По бледной щеке тот хлопнул ладонью осторожно, позвав Адельхайду по имени, и, не услышав ответа, легонько встряхнул, окликнув снова; дрожащие веки приоткрылись, не видящий ничего и никого вокруг взгляд на мгновение остановился на фогте, притихшем у стены, и ресницы сомкнулись снова.
— Чтоб ты, наконец, захлебнулся, тварь… — чуть слышно и охрипше пробормотала она; фон Вегерхоф усмехнулся.
— Еn voilà des manières, mon chérie[204], — отметил он укоризненно. — Впрочем, я всегда подозревал, что ты меня недолюбливаешь.
Адельхайда распахнула глаза, повернув голову на его голос и с трудом собирая взгляд перед собой; переведя покрасневшие глаза со стрига на Курта за его плечом, еще несколько секунд она лежала недвижимо и молча и, наконец, уточнила:
— Есть способ доказать, что вы не бред?
— Ущипнуть? — предложил он, подойдя к кровати, и та слабо улыбнулась в ответ, снова закрыв глаза.
Курт присел у изголовья, вынув кинжал и осторожно взрезав веревки, глубоко впившиеся в тело; кожа вокруг них местами стерлась до сукровицы, и он сжал зубы, не желая видеть даже мысленно того, как Адельхайда пыталась вырваться — упрямо и долго…
— Где этот буйный жмудин[205]? — не открывая глаз, спросила она; фон Вегерхоф, освободив ее босые ноги, поднялся, кивнув через плечо:
— Снаружи замка.

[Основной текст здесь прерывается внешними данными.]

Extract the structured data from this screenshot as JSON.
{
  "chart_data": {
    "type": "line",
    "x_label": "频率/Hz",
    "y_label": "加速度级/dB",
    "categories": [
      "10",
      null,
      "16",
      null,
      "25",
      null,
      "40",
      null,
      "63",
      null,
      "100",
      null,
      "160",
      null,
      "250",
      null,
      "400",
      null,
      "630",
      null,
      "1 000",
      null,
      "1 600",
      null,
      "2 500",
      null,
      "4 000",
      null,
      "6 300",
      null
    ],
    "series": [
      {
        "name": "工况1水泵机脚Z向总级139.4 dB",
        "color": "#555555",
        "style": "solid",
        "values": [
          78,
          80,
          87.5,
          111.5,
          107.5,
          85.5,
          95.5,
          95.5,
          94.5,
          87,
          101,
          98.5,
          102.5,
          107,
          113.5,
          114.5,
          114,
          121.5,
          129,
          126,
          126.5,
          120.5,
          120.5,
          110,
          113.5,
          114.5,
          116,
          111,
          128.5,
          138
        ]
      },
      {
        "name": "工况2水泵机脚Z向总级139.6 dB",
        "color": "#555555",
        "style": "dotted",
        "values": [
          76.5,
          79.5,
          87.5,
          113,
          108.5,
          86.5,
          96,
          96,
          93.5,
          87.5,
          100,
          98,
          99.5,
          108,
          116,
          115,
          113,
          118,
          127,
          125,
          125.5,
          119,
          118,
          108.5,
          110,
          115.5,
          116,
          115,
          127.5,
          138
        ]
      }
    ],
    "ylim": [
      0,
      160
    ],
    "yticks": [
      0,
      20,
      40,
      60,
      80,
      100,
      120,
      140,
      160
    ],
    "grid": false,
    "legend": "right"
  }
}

Однако это ненадолго. Понимаю, что вопрос глупый, и тем не менее — как ты?
— Тошнит, — откликнулась Адельхайда, вновь открыв глаза и с трудом севши. — И голова кружится.
— Тебе надо что-то съесть, — вздохнул стриг. — И ты сильно обезвожена.
— Там на столе должно быть какое-то питание, — слабо повела рукой та, криво улыбнувшись. — Он пытался меня накормить. Не хотел, чтобы я отдала Богу душу прежде, чем он натешится.
— У нас немного времени, — предупредил фон Вегерхоф, подойдя к столу и скептически оглядывая что-то намертво присохшее к тарелке. Помедлив, он взял со стола кувшин с водой и возвратился к Адельхайде. — Вначале попей… В коридоре мы столкнулись с одним из птенцов, незадолго до этого убили слугу, и только что Гессе — еще двоих; он уже знает, что мы здесь. Не хочу на тебя давить, но задерживаться мы не можем.
— Я приду в себя, — отозвалась та уверенно. — По крайней мере, идти смогу.
— Для начала надо определиться, куда, — возразил Курт, осторожно выдернув из-под нее простыню, и, придирчиво осмотрев, надрезал край и оторвал широкую полосу. — Пройденная половина пути, по крайней мере, уже проверена. Вряд ли он успеет нагнать туда еще такую же толпу народу… К счастью, если наши сведения верны, не осталось в живых по крайней мере его личных людей, а наемники ложатся легко.
— Для начала всем надо придти в себя, — возразил стриг, поставив кувшин на пол, и, принеся Адельхайде тарелку со стола, забрал у него полотняную полосу. — Повернись и подними руки… Наши дальнейшие действия будут зависеть от того, как себя будет чувствовать Адельхайда и не свалишься ли в обморок ты сам.
— Спасибо, — покривился он, подставляясь разными боками и тихо шипя, когда фон Вегерхоф от души затягивал повязку.
— Вы не сможете выйти отсюда.
На фогта все обернулись, разом умолкнув, и тот повторил, не глядя ни на кого:
— Вы не выйдете. Вы разозлили его. Он вас не выпустит.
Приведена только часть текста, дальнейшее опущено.